En troisième lieu, comme livre de lecture, un bon recueil doit encore obtenir la préférence sur une collection d'ouvrages, et cette préférence se fonde sur plusieurs motifs. 1o S'il n'est pas de bons auteurs qui ne renferment d'admirables passages qu'on doit faire lire aux élèves, il n'en est presque pas parmi les poëtes, et il en est bien peu même parmi les prosateurs, dont on puisse livrer les ouvrages entiers à la jeunesse sans s'exposer à corrompre son esprit par de faux principes, ou à causer d'effroyables ravages dans son imagination par de funestes impressions. C'est donc une nécessité de les citer quelquefois par parties séparées. De là la nécessité d'un recueil. 2o Tant que le goût n'est pas bien formé, il ne faut rien présenter à l'élève que de parfait : il serait dangereux de laisser son discernement s'égarer dans des œuvres où des taches brillantes le frapperaient souvent plus que de sévères beautés. D'ailleurs un élève ne peut donner à la lecture qu'un temps déjà trop limité : il importe d'utiliser ce temps en portant exclusivement son attention sur de parfaits modèles. 3o Un recueil de lecture bien composé, en même temps qu'il donnera au jeune homme l'instruction littéraire, qu'il formera son goût, ornera sa mémoire et embellira son imagination, ne contribuera guère moins à étendre la sphère de ses connaissances, à former ses principes et à élever ses sentiments; tandis que les meilleures

lectures littéraires, si elles sont fortuites et désordonnées, n'auront pas à beaucoup près les mêmes résultats. 4o Si l'on n'apporte pas à la jeunesse un recueil de lectures choisies, ou elle portera son ardeur pour l'étude sur des ouvrages sérieux, ou elle se laissera entraîner par la curiosité vers des lectures frivoles. Dans le premier cas, il est à craindre que, rencontrant fort souvent des matières au-dessus de sa portée ou qui ne lui offrent pas assez d'intérêt, elle ne se fatigue sans fruit, et ne soit conduite par l'ennui au dégoût et à l'abandon de la lecture. Dans le second cas, elle ne trouvera dans les livres qu'un amusement dangereux, et n'y puisera que de l'éloignement pour l'étude et un funeste penchant à la dissipation.
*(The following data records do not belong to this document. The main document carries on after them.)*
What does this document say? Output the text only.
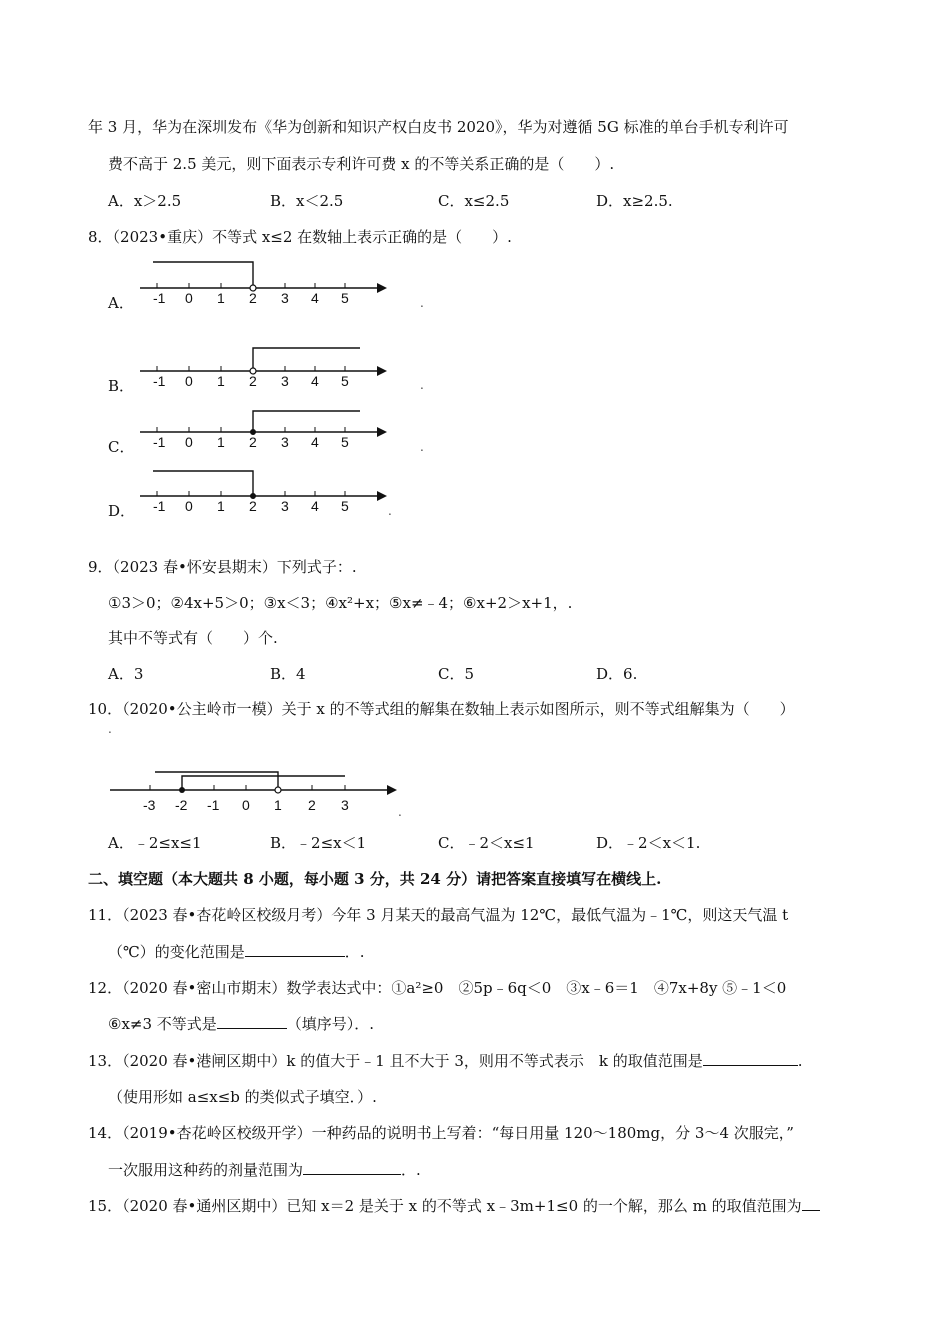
年 3 月，华为在深圳发布《华为创新和知识产权白皮书 2020》，华为对遵循 5G 标准的单台手机专利许可
费不高于 2.5 美元，则下面表示专利许可费 x 的不等关系正确的是（　　）.
A．x＞2.5	B．x＜2.5	C．x≤2.5	D．x≥2.5.
8．（2023•重庆）不等式 x≤2 在数轴上表示正确的是（　　）.
A． -1 0 1 2 3 4 5	.
B． -1 0 1 2 3 4 5	.
C． -1 0 1 2 3 4 5	.
D． -1 0 1 2 3 4 5	.
9．（2023 春•怀安县期末）下列式子：.
①3＞0；②4x+5＞0；③x＜3；④x²+x；⑤x≠﹣4；⑥x+2＞x+1，.
其中不等式有（　　）个.
A．3	B．4	C．5	D．6.
10．（2020•公主岭市一模）关于 x 的不等式组的解集在数轴上表示如图所示，则不等式组解集为（　　）
.
-3 -2 -1 0 1 2 3	.
A．﹣2≤x≤1	B．﹣2≤x＜1	C．﹣2＜x≤1	D．﹣2＜x＜1.
二、填空题（本大题共 8 小题，每小题 3 分，共 24 分）请把答案直接填写在横线上.
11．（2023 春•杏花岭区校级月考）今年 3 月某天的最高气温为 12℃，最低气温为﹣1℃，则这天气温 t
（℃）的变化范围是	．.
12．（2020 春•密山市期末）数学表达式中：①a²≥0　②5p﹣6q＜0　③x﹣6＝1　④7x+8y ⑤﹣1＜0
⑥x≠3 不等式是	（填序号）．.
13．（2020 春•港闸区期中）k 的值大于﹣1 且不大于 3，则用不等式表示　k 的取值范围是	.
（使用形如 a≤x≤b 的类似式子填空．）.
14．（2019•杏花岭区校级开学）一种药品的说明书上写着：“每日用量 120～180mg，分 3～4 次服完，”
一次服用这种药的剂量范围为	．.
15．（2020 春•通州区期中）已知 x＝2 是关于 x 的不等式 x﹣3m+1≤0 的一个解，那么 m 的取值范围为
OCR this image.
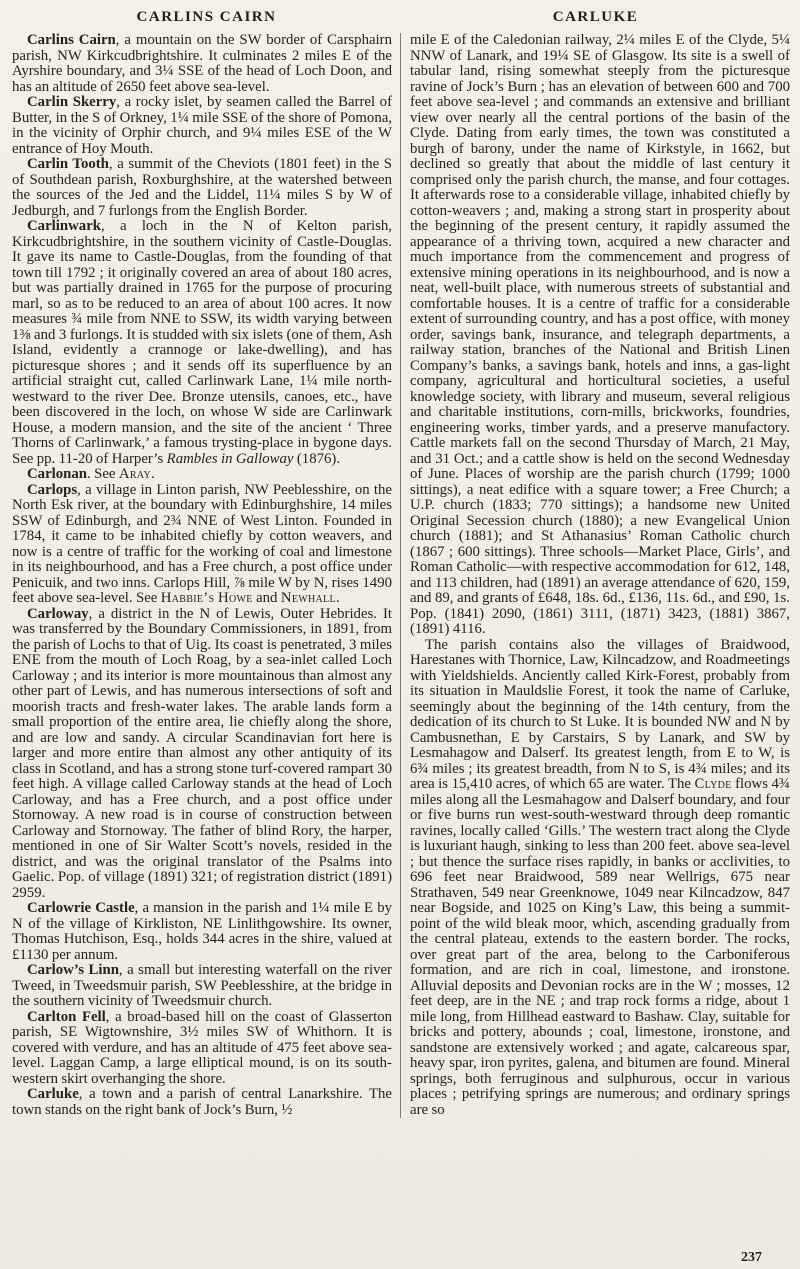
CARLINS CAIRN	CARLUKE

Carlins Cairn, a mountain on the SW border of Carsphairn parish, NW Kirkcudbrightshire. It culminates 2 miles E of the Ayrshire boundary, and 3¼ SSE of the head of Loch Doon, and has an altitude of 2650 feet above sea-level.

Carlin Skerry, a rocky islet, by seamen called the Barrel of Butter, in the S of Orkney, 1¼ mile SSE of the shore of Pomona, in the vicinity of Orphir church, and 9¼ miles ESE of the W entrance of Hoy Mouth.

Carlin Tooth, a summit of the Cheviots (1801 feet) in the S of Southdean parish, Roxburghshire, at the watershed between the sources of the Jed and the Liddel, 11¼ miles S by W of Jedburgh, and 7 furlongs from the English Border.

Carlinwark, a loch in the N of Kelton parish, Kirkcudbrightshire, in the southern vicinity of Castle-Douglas. It gave its name to Castle-Douglas, from the founding of that town till 1792 ; it originally covered an area of about 180 acres, but was partially drained in 1765 for the purpose of procuring marl, so as to be reduced to an area of about 100 acres. It now measures ¾ mile from NNE to SSW, its width varying between 1⅜ and 3 furlongs. It is studded with six islets (one of them, Ash Island, evidently a crannoge or lake-dwelling), and has picturesque shores ; and it sends off its superfluence by an artificial straight cut, called Carlinwark Lane, 1¼ mile north-westward to the river Dee. Bronze utensils, canoes, etc., have been discovered in the loch, on whose W side are Carlinwark House, a modern mansion, and the site of the ancient ‘ Three Thorns of Carlinwark,’ a famous trysting-place in bygone days. See pp. 11-20 of Harper’s Rambles in Galloway (1876).

Carlonan. See Aray.

Carlops, a village in Linton parish, NW Peeblesshire, on the North Esk river, at the boundary with Edinburghshire, 14 miles SSW of Edinburgh, and 2¾ NNE of West Linton. Founded in 1784, it came to be inhabited chiefly by cotton weavers, and now is a centre of traffic for the working of coal and limestone in its neighbourhood, and has a Free church, a post office under Penicuik, and two inns. Carlops Hill, ⅞ mile W by N, rises 1490 feet above sea-level. See Habbie’s Howe and Newhall.

Carloway, a district in the N of Lewis, Outer Hebrides. It was transferred by the Boundary Commissioners, in 1891, from the parish of Lochs to that of Uig. Its coast is penetrated, 3 miles ENE from the mouth of Loch Roag, by a sea-inlet called Loch Carloway ; and its interior is more mountainous than almost any other part of Lewis, and has numerous intersections of soft and moorish tracts and fresh-water lakes. The arable lands form a small proportion of the entire area, lie chiefly along the shore, and are low and sandy. A circular Scandinavian fort here is larger and more entire than almost any other antiquity of its class in Scotland, and has a strong stone turf-covered rampart 30 feet high. A village called Carloway stands at the head of Loch Carloway, and has a Free church, and a post office under Stornoway. A new road is in course of construction between Carloway and Stornoway. The father of blind Rory, the harper, mentioned in one of Sir Walter Scott’s novels, resided in the district, and was the original translator of the Psalms into Gaelic. Pop. of village (1891) 321; of registration district (1891) 2959.

Carlowrie Castle, a mansion in the parish and 1¼ mile E by N of the village of Kirkliston, NE Linlithgowshire. Its owner, Thomas Hutchison, Esq., holds 344 acres in the shire, valued at £1130 per annum.

Carlow’s Linn, a small but interesting waterfall on the river Tweed, in Tweedsmuir parish, SW Peeblesshire, at the bridge in the southern vicinity of Tweedsmuir church.

Carlton Fell, a broad-based hill on the coast of Glasserton parish, SE Wigtownshire, 3½ miles SW of Whithorn. It is covered with verdure, and has an altitude of 475 feet above sea-level. Laggan Camp, a large elliptical mound, is on its south-western skirt overhanging the shore.

Carluke, a town and a parish of central Lanarkshire. The town stands on the right bank of Jock’s Burn, ½

mile E of the Caledonian railway, 2¼ miles E of the Clyde, 5¼ NNW of Lanark, and 19¼ SE of Glasgow. Its site is a swell of tabular land, rising somewhat steeply from the picturesque ravine of Jock’s Burn ; has an elevation of between 600 and 700 feet above sea-level ; and commands an extensive and brilliant view over nearly all the central portions of the basin of the Clyde. Dating from early times, the town was constituted a burgh of barony, under the name of Kirkstyle, in 1662, but declined so greatly that about the middle of last century it comprised only the parish church, the manse, and four cottages. It afterwards rose to a considerable village, inhabited chiefly by cotton-weavers ; and, making a strong start in prosperity about the beginning of the present century, it rapidly assumed the appearance of a thriving town, acquired a new character and much importance from the commencement and progress of extensive mining operations in its neighbourhood, and is now a neat, well-built place, with numerous streets of substantial and comfortable houses. It is a centre of traffic for a considerable extent of surrounding country, and has a post office, with money order, savings bank, insurance, and telegraph departments, a railway station, branches of the National and British Linen Company’s banks, a savings bank, hotels and inns, a gas-light company, agricultural and horticultural societies, a useful knowledge society, with library and museum, several religious and charitable institutions, corn-mills, brickworks, foundries, engineering works, timber yards, and a preserve manufactory. Cattle markets fall on the second Thursday of March, 21 May, and 31 Oct.; and a cattle show is held on the second Wednesday of June. Places of worship are the parish church (1799; 1000 sittings), a neat edifice with a square tower; a Free Church; a U.P. church (1833; 770 sittings); a handsome new United Original Secession church (1880); a new Evangelical Union church (1881); and St Athanasius’ Roman Catholic church (1867 ; 600 sittings). Three schools—Market Place, Girls’, and Roman Catholic—with respective accommodation for 612, 148, and 113 children, had (1891) an average attendance of 620, 159, and 89, and grants of £648, 18s. 6d., £136, 11s. 6d., and £90, 1s. Pop. (1841) 2090, (1861) 3111, (1871) 3423, (1881) 3867, (1891) 4116.

The parish contains also the villages of Braidwood, Harestanes with Thornice, Law, Kilncadzow, and Roadmeetings with Yieldshields. Anciently called Kirk-Forest, probably from its situation in Mauldslie Forest, it took the name of Carluke, seemingly about the beginning of the 14th century, from the dedication of its church to St Luke. It is bounded NW and N by Cambusnethan, E by Carstairs, S by Lanark, and SW by Lesmahagow and Dalserf. Its greatest length, from E to W, is 6¾ miles ; its greatest breadth, from N to S, is 4¾ miles; and its area is 15,410 acres, of which 65 are water. The Clyde flows 4¾ miles along all the Lesmahagow and Dalserf boundary, and four or five burns run west-south-westward through deep romantic ravines, locally called ‘Gills.’ The western tract along the Clyde is luxuriant haugh, sinking to less than 200 feet. above sea-level ; but thence the surface rises rapidly, in banks or acclivities, to 696 feet near Braidwood, 589 near Wellrigs, 675 near Strathaven, 549 near Greenknowe, 1049 near Kilncadzow, 847 near Bogside, and 1025 on King’s Law, this being a summit-point of the wild bleak moor, which, ascending gradually from the central plateau, extends to the eastern border. The rocks, over great part of the area, belong to the Carboniferous formation, and are rich in coal, limestone, and ironstone. Alluvial deposits and Devonian rocks are in the W ; mosses, 12 feet deep, are in the NE ; and trap rock forms a ridge, about 1 mile long, from Hillhead eastward to Bashaw. Clay, suitable for bricks and pottery, abounds ; coal, limestone, ironstone, and sandstone are extensively worked ; and agate, calcareous spar, heavy spar, iron pyrites, galena, and bitumen are found. Mineral springs, both ferruginous and sulphurous, occur in various places ; petrifying springs are numerous; and ordinary springs are so

237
Nous devons donc conclure qu'un bon recueil classique est préférable à une collection d'auteurs, soit pour l'étude de mémoire, soit pour l'exercice de l'analyse, soit pour celui de la lecture.

Mais pour remplir ce triple objet, dans quelles conditions doitil être composé? Ces conditions sont nombreuses et difficiles : essayons de les déterminer.

1o Ce recueil doit avoir une juste étendue : s'il était trop restreint, il ne pourrait renfermer assez de matières pour remplacer les auteurs français de toutes les classes, et surtout pour offrir aux elèves des différents âges les lectures diverses qui leur conviennent; s'il était trop étendu, il contiendrait plus que les élèves ne peuvent étudier, analyser et lire, et ce serait un superflu inutilement dispendieux. Il m'a semblé que quatre forts volumes renfermant autant de texte que six volumes des recueils en usage offraient des proportions raisonnables, et je crois en effet être parvenu à y faire entrer une quantité suffisante d'ouvrages ou de parties d'ouvrages pour satisfaire aux besoins de toutes les classes.

2o Il sera gradué suivant la capacité des élèves, c'est-à-dire suivant le développement amené par l'âge et par la culture de l'esprit. Mais les différences de ce développement des facultés ne sont pas assez tranchées d'une année à l'autre, d'une classe à la classe suivante, pour qu'on établisse autant de divisions qu'il y a de classes. Et puis, ces divisions trop multipliées morcelleraient les genres, dissémineraient les idées, rompraient tout l'ensemble. Pour échapper à cet inconvénient, et néanmoins pour faire la part

de la différence des âges et des progrès, j'ai divisé le recueil en deux parties, l'une spécialement destinée aux classes d'humanités, dans lesquelles je range la classe de rhétorique, l'autre aux classes de grammaire et d'humanités tout à la fois. J'ai réservé pour les classes d'humanités les genres où prédominent les beautés d'ensemble, et qui supposent déjà dans le lecteur certaines connaissances, certain développement du goût, certaine aptitude à soutenir son attention et à grouper ses idées ; j'ai livré aux classes de grammaire toutes les espèces d'ouvrages ou les extraits qui brillent surtout par les beautés de détail. Ainsi le recueil se compose de deux parties. La partie destinée aux classes d'humanités comprend l'Éloquence et l'Histoire, l'Épopée et le Drame; tous les autres genres, tous les morceaux détachés en vers ou en prose, ont été mis à la disposition des classes de grammaire.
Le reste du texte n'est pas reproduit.